Prosperity - Adversity

"In the day of prosperity be joyful, but in the day of adversity (evil) consider. God also hath set the one over against the other, to the intent that man should discover somewhat at his latter end" (Eccl.7.14).

The final phrase in that verse is not as rendered in the A.V. As there presented, it declares that God has arranged prosperity and adversity in order that man should find nothing at the end. That does not make sense, and in consequence this verse has been one of the obscure statements of Scripture. But modern Hebrew Bibles omit the prefix lo which is the negative, so that lo-meumah, meaning "nothing", becomes meumah which means "something, anything, somewhat". Now this opens the way to a notable reflection on the Divine way with man and the permission of evil. Prosperity and adversity have been set by God "the one against the other", as though effecting the balancing of a scale by equal weights, "to the intent that man should discover somewhat at his latter end". Prosperity and adversity in the Old Testament are indistinguishable from good and evil; the same Hebrew words—tob and ra—do duty for both ideas. The age-old question "Why does evil exist; why does God permit evil?" is answered in this verse, but man does not find the answer until his "latter end".

In the day of prosperity be joyful! There is good reason for accepting such of the good things of this life as come our way with joy and thanksgiving, and making use of them to the fullest degree. These things are the gifts of God, part of the design He has drawn up for the life of man. There is nothing meritorious in rejecting them for the sake of a too sombre view of religious devotion. And they can be means in our hands for the greater benefit of others. The Divine intention is for the happiness of mankind and in the final outworking that intention will be fully achieved. In the meantime we do well to make full use of such means of happiness as are afforded us by life as it is.

In the day of adversity be thoughtful and reflective! At such times life is of necessity lived in a minor key. The outward signs of exuberance can hardly be expected and are perhaps not appropriate, even although there is peace and content in the heart. This is the time for a more than usual quiet contemplation of the work of God both in the individual life and in the world. Adversity can develop character in a manner that the mere bestowment of gifts and blessings can never do. The fires of affliction can purify and temper a man's inner being so that he emerges at the end a better man than he would ever have been otherwise. Adversity tests and proves a man's inward strength; as Solomon said in Prov.24.10 "If thou faint in the day of adversity, thy strength is small."

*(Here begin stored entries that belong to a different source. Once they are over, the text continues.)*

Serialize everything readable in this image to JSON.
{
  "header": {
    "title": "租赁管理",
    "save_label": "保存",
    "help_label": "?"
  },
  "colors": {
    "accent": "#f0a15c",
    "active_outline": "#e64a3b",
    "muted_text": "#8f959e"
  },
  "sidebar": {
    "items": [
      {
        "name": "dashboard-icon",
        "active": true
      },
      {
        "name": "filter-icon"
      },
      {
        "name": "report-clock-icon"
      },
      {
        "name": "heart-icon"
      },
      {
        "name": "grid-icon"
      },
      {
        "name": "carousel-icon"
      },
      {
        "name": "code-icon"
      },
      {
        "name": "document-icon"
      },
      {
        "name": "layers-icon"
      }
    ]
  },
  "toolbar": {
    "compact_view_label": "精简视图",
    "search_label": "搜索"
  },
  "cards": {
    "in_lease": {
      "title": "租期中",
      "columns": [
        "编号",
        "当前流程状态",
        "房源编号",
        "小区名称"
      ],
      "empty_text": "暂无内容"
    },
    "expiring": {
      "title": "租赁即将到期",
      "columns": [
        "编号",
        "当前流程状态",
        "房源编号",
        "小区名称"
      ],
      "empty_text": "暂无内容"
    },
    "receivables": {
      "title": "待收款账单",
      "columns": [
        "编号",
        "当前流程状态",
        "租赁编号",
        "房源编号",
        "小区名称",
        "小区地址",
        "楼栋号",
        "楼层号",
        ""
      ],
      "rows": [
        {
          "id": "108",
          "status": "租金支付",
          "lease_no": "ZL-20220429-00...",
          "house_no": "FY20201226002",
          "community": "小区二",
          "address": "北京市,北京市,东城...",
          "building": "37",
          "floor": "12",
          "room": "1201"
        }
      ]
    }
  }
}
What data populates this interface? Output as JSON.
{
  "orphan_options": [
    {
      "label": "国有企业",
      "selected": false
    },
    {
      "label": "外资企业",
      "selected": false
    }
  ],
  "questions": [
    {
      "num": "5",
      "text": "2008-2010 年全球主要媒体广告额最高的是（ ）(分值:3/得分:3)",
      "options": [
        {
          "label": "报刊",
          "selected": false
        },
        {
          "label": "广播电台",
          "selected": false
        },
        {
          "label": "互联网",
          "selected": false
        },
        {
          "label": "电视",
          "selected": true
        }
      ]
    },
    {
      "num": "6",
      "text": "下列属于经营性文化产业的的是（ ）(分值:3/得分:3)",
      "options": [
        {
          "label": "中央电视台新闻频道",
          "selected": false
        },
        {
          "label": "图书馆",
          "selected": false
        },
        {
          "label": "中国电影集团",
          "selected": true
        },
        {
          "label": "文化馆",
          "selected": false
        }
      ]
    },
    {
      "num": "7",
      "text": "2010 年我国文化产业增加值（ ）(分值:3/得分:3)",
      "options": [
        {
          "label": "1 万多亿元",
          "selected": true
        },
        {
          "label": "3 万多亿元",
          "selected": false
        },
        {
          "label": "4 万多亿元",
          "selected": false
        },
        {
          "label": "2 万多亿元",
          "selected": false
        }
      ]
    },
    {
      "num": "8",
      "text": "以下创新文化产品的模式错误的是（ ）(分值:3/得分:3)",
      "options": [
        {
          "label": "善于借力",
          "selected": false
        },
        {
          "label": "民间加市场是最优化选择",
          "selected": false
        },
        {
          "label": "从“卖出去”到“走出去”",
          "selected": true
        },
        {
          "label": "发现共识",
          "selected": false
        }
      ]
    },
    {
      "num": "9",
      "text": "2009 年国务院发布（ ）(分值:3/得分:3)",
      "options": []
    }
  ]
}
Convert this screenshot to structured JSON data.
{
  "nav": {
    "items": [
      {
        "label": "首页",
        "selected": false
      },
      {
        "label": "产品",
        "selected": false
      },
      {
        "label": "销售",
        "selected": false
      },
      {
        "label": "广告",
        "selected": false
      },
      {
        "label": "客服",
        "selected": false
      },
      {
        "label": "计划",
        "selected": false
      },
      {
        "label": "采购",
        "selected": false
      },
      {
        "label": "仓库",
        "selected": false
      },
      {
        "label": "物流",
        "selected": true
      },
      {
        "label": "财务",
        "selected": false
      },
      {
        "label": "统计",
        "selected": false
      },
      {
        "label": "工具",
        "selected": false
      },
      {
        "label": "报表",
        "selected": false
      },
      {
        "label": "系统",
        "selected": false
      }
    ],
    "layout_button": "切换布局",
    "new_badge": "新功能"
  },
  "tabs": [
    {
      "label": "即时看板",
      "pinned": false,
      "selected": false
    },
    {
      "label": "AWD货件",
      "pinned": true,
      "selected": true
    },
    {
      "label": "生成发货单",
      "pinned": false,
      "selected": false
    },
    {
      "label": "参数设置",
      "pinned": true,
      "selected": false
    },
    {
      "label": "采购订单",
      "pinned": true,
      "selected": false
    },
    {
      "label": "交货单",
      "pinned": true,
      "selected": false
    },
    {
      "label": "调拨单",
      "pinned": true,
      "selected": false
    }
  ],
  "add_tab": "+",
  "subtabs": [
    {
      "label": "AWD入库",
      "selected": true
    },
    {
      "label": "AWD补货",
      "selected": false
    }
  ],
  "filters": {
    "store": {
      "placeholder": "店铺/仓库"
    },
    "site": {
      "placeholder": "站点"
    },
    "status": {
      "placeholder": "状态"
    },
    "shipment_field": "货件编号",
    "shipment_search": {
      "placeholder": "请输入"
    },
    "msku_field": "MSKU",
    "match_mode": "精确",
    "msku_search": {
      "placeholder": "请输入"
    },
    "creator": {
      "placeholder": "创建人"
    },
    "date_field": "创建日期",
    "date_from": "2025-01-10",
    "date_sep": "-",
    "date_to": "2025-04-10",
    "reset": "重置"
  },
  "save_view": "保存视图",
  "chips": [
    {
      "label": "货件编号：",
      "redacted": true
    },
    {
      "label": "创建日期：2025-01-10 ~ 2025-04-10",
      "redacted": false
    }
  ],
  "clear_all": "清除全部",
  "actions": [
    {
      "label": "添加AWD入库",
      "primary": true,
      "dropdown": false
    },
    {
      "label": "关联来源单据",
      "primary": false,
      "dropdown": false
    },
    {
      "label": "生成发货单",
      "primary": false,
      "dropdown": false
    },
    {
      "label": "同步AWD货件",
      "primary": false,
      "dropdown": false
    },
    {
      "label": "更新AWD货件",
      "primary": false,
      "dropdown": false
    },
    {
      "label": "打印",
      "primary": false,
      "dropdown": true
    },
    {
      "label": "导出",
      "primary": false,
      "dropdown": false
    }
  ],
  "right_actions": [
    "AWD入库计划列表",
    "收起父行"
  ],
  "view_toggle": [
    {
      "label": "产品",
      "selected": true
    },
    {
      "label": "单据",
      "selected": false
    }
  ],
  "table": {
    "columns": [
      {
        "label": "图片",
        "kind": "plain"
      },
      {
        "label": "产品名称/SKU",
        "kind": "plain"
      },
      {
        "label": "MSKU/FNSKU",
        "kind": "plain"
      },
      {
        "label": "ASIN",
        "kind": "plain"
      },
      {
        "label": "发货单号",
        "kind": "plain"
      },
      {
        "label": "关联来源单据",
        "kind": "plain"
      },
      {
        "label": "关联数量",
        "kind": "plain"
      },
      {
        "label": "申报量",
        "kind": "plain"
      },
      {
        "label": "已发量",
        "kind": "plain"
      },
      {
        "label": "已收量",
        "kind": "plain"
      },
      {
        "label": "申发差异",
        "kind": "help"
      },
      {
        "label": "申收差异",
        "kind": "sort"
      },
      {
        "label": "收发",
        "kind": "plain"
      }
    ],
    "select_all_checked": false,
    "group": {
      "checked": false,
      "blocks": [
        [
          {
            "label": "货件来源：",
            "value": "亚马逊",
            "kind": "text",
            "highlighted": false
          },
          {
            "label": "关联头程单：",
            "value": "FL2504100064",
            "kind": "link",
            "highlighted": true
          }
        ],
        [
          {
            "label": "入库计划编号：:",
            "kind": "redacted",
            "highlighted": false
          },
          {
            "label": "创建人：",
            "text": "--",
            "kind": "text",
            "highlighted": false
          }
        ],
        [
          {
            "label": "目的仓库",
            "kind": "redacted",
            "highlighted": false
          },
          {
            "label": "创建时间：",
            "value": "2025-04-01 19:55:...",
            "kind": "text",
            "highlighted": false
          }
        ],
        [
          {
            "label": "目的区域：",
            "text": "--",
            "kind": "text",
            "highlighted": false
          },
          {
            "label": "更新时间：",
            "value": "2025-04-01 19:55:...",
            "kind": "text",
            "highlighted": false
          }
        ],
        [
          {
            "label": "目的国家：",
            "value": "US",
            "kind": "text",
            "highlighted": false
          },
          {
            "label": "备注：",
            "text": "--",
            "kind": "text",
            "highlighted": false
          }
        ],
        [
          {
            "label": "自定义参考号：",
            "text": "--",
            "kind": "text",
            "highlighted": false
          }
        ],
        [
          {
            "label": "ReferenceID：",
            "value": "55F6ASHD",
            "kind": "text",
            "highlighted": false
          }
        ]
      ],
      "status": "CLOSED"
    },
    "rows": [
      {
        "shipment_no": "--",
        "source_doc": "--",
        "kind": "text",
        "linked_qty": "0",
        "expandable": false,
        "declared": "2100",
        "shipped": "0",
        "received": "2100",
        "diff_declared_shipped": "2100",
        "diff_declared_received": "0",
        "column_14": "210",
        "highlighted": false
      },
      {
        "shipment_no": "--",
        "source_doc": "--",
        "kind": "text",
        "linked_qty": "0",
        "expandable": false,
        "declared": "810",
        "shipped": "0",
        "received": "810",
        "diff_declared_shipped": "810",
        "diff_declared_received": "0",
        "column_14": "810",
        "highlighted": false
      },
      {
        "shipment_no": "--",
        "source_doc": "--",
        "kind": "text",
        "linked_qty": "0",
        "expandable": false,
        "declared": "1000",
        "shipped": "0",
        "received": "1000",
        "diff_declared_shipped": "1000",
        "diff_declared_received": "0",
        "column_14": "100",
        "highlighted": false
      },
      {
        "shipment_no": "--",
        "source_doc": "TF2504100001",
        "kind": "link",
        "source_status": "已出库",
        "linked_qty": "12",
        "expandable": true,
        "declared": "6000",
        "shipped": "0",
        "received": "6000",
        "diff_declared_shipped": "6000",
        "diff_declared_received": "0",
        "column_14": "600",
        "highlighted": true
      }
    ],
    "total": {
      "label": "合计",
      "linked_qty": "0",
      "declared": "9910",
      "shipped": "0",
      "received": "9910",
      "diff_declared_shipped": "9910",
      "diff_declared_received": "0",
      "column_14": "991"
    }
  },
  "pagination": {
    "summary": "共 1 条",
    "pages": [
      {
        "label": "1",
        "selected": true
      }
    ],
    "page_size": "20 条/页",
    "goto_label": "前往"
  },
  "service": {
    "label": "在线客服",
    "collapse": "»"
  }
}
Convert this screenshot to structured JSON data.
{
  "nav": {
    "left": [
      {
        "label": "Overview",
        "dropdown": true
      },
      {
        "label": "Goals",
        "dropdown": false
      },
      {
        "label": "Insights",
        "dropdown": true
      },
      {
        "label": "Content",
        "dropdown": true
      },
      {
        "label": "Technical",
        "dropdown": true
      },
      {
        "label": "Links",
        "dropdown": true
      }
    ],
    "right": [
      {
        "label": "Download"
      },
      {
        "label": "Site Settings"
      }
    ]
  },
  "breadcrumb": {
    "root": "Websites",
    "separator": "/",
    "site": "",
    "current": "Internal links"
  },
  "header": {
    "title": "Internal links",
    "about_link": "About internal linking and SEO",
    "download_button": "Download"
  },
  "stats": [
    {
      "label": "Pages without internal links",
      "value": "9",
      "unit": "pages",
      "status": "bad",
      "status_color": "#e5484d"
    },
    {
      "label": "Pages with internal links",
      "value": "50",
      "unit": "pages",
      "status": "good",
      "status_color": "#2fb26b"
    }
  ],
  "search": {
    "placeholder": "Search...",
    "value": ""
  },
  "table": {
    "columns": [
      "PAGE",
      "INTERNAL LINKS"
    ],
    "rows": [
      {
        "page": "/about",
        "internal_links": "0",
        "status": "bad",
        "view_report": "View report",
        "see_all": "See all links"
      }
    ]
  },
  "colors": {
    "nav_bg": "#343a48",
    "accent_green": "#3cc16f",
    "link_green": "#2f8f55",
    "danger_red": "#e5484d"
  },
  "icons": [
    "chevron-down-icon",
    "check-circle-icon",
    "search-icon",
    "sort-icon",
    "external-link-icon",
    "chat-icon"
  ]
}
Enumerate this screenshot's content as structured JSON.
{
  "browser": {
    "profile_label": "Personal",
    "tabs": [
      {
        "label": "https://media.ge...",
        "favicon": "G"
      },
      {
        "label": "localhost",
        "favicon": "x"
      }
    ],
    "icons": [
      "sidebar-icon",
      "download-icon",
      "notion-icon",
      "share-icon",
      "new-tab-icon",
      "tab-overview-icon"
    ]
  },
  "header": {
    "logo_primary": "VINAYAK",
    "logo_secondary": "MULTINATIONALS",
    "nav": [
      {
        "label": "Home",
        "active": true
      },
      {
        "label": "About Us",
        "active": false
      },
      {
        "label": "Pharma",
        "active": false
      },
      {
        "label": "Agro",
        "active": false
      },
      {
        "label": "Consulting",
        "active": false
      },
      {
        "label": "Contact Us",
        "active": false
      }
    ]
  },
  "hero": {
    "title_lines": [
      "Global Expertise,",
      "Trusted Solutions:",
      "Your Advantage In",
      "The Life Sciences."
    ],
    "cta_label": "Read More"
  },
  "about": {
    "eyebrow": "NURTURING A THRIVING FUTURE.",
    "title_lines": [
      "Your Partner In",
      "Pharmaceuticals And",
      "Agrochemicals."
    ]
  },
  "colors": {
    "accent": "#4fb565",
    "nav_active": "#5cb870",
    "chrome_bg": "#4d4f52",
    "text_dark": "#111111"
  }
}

After this acceptance of the sunshine and shadow of life's experiences, the man is still left without the final achievement or even the final answer. There is a Divine law of recompense as there is one of retribution—what a man soweth that shall he also reap—but in neither case does the final balancing of accounts take place in this life. That must wait until man's latter end—which is of course really a new beginning, for there is much to come beyond the present proverbial threescore years and ten. One might ask why God does not give a more evident revelation of these things to man and so save the doubt and perplexity and unbelief. The answer to that is surely that too clear a revelation now would stultify (impede) man's progress toward that understanding which alone will make him fit for the life of the eternal ages. Like the emerging butterfly, struggling to free itself from the encumbering chrysalis, a struggle essential to bring its newly developed organs of flight into operation, so must man develop under the twin forces of prosperity and adversity if one day he is to emerge into the "glorious liberty of the children of God". In that manner, at last, man will "discover somewhat at his latter end".